Pietro Mechetti advertises two new works for pianoforte by Beethoven’s former pupil, Carl Czerny, in today’s Wiener Zeitung at 396. The first is the set of Concert Variations for four hands, including a Rondo de Chasse [Hunting Rondo], on the popular March from the ballet Barbe Bleu [Bluebeard], Czerny’s op.67. “The numerous friends of four-hand piano music will certainly not find this new and brilliant, yet not too difficult, composition to be unworthy of being placed alongside the other earlier works of the same author, which have been received so favorably.”

The second work is an Allegretto grazioso for piano solo on a popular quintet also from the ballet Bluebeard, Czerny’s op.69. “The publishing house offers this little work with the conviction that the tasteful yet artistic treatment of a popular theme can always be pleasing to the public. A beautiful motif has here been transformed into a Rondo. The delicate, expressive presentation will certainly not be ineffective.”

In neither case is the composer of the ballet noted, and none of the standard catalogues of Czerny’s works offers a hint either. The Barbe-Bleu ballet with music by Count Wenzel Roberto Gallenberg, and choreographed by Auguste Armand Vestris (1760-1842) is a probable candidate, since the Leipzig Allgemeine musikalische Zeitung of April 29 (Nr.18) at 282 confirms that notes that this ballet “by Vestris” was performed on March 13th, 1824, at the Kärntnertor Theater.
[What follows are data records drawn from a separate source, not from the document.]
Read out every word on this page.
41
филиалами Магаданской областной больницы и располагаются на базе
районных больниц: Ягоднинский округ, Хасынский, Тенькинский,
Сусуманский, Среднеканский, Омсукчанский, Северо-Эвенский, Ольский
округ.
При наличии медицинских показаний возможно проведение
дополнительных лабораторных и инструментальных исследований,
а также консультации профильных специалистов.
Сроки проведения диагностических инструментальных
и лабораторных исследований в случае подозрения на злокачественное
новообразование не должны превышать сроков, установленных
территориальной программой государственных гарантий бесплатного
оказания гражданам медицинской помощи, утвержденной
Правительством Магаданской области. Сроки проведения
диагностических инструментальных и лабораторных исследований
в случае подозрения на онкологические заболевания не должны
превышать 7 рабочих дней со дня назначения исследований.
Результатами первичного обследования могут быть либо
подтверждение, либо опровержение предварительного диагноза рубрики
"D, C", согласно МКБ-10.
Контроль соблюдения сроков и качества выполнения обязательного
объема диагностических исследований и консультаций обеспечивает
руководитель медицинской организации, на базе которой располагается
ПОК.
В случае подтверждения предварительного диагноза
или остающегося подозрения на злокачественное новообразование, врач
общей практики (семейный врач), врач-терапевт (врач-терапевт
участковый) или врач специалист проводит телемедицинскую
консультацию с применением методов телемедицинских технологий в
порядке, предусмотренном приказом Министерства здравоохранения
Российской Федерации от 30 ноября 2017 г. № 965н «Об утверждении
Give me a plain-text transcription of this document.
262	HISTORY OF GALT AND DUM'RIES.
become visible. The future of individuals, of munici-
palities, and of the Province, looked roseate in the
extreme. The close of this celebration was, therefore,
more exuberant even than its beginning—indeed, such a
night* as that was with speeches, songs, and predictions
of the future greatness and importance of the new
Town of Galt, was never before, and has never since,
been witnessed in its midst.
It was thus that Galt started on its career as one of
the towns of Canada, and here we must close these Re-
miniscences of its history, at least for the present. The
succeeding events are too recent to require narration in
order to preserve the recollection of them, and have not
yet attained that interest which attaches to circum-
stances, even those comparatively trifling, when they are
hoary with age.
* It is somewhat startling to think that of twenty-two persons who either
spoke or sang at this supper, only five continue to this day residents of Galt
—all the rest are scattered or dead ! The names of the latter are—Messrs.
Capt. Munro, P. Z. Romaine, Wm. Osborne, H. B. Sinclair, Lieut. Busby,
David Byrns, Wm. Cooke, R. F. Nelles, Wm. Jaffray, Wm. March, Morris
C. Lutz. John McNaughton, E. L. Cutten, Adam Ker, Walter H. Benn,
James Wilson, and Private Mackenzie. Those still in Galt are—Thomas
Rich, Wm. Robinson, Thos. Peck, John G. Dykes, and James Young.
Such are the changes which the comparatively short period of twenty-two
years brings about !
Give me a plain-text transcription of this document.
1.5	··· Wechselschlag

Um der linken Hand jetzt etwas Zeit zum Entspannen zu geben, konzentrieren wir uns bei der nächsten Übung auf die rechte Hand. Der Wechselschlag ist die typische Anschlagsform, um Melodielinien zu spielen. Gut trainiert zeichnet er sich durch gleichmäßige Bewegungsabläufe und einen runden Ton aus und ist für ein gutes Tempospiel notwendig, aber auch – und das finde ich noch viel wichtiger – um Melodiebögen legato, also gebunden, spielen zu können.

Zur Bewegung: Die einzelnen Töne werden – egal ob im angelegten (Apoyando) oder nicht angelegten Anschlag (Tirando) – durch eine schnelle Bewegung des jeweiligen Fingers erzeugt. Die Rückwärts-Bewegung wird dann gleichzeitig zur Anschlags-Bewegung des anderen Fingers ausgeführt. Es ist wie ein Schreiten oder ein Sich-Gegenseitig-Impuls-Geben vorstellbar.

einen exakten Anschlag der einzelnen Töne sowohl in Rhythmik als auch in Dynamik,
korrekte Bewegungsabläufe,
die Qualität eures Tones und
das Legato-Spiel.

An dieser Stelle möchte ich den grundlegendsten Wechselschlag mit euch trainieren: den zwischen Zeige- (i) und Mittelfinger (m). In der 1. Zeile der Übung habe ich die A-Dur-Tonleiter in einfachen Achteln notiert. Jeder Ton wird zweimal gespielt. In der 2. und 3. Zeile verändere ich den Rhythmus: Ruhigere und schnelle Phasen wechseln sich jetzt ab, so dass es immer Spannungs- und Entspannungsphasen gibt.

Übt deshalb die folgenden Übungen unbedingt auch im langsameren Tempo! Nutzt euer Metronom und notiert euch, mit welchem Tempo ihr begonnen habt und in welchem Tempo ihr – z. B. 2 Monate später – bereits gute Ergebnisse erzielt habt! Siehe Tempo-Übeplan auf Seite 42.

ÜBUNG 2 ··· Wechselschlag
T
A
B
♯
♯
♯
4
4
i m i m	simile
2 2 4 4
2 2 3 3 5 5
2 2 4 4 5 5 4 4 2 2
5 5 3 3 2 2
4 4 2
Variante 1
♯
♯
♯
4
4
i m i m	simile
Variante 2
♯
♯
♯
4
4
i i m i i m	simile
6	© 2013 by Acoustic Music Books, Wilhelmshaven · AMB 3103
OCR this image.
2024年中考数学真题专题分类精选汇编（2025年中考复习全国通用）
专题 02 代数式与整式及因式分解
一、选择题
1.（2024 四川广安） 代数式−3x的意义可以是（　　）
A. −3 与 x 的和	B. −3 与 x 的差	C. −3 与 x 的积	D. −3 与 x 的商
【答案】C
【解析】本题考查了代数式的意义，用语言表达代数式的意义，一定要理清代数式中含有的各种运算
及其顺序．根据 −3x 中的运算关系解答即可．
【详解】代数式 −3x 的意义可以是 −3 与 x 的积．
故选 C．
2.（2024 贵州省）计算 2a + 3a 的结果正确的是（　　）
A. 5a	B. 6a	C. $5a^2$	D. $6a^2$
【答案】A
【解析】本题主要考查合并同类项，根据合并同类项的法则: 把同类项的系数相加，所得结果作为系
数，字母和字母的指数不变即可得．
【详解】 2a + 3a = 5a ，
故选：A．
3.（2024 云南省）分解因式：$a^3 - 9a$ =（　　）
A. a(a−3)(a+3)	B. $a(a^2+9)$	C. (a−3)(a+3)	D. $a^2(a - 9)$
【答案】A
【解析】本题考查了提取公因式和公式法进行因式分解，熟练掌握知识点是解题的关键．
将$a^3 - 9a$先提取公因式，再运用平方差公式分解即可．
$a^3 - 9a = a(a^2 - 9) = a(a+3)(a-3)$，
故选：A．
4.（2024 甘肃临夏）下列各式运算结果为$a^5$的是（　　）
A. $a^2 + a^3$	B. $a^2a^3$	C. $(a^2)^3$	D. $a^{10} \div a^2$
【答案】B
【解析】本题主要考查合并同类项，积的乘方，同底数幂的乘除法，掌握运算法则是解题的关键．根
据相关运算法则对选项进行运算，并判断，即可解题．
The description there mentions that the material is similar to Grétry’s opera of the same name, but relocated to India. That ballet does after all contain a march in Act I, and Act IV opens with a scene of hunters, which matches the description of op.67 (for which we have been unable to locate a score). Count Gallenberg was the head of the administration committee of the Kärntnertor Theater in Vienna while it was being operated by Domenico Barbaja in the 1820s, where the ballet was performed several times in the spring of 1824, and he was also in charge of the musical archives there, so he would have been well known to Czerny.

We have examined a score of Gallenberg’s Barbe-Bleu used for a performance in Naples around 1820, however, and do not find an Allegretto grazioso corresponding to that which serves as the basis of Czerny’s op.69. It was not unusual in that era for pieces from other works to be reused and shuffled into operas and ballets at this time to fit particular performers (Rossini in particular was notorious for this practice). Indeed, the AMZ review mentions that the music is by “various masters,” (and Gallenberg is not so much as mentioned, so it is possible he merely compiled the ballet from preexisting works), so new numbers by others may have been imported, including this Allegretto grazioso. For that matter, Gallenberg himself wrote around 50 ballets so he certainly had ample material to mix and match as needed, or he might even have written a new number for the performances in Vienna. Because of this discrepancy, we cannot definitively state whether or not Gallenberg’s ballet Barbe-Bleu was the basis of Czerny’s op.67 and 69, but based on the timing of the performance alone, about six weeks before Czerny’s compositions were released, it seems at least likely. We have thus far been unable to identify any other reasonable candidates.

It should be noted also that Gallenberg has Beethoven connections, for the count in 1803 had married Julie (Giulietta) Guicciardi, who was once Beethoven’s piano student and object of his romantic interest, and to whom he dedicated the Moonlight Sonata, op.27/2. She was once a popular candidate for Beethoven’s Immortal Beloved as well. Beethoven had recently had an extended dispute with Count Gallenberg in his archivist position at the theater, since Beethoven wanted to make a copy of his opera Fidelio to send to Dresden for a performance, and Gallenberg refused to loan him the Kärntnertor’s score to do so.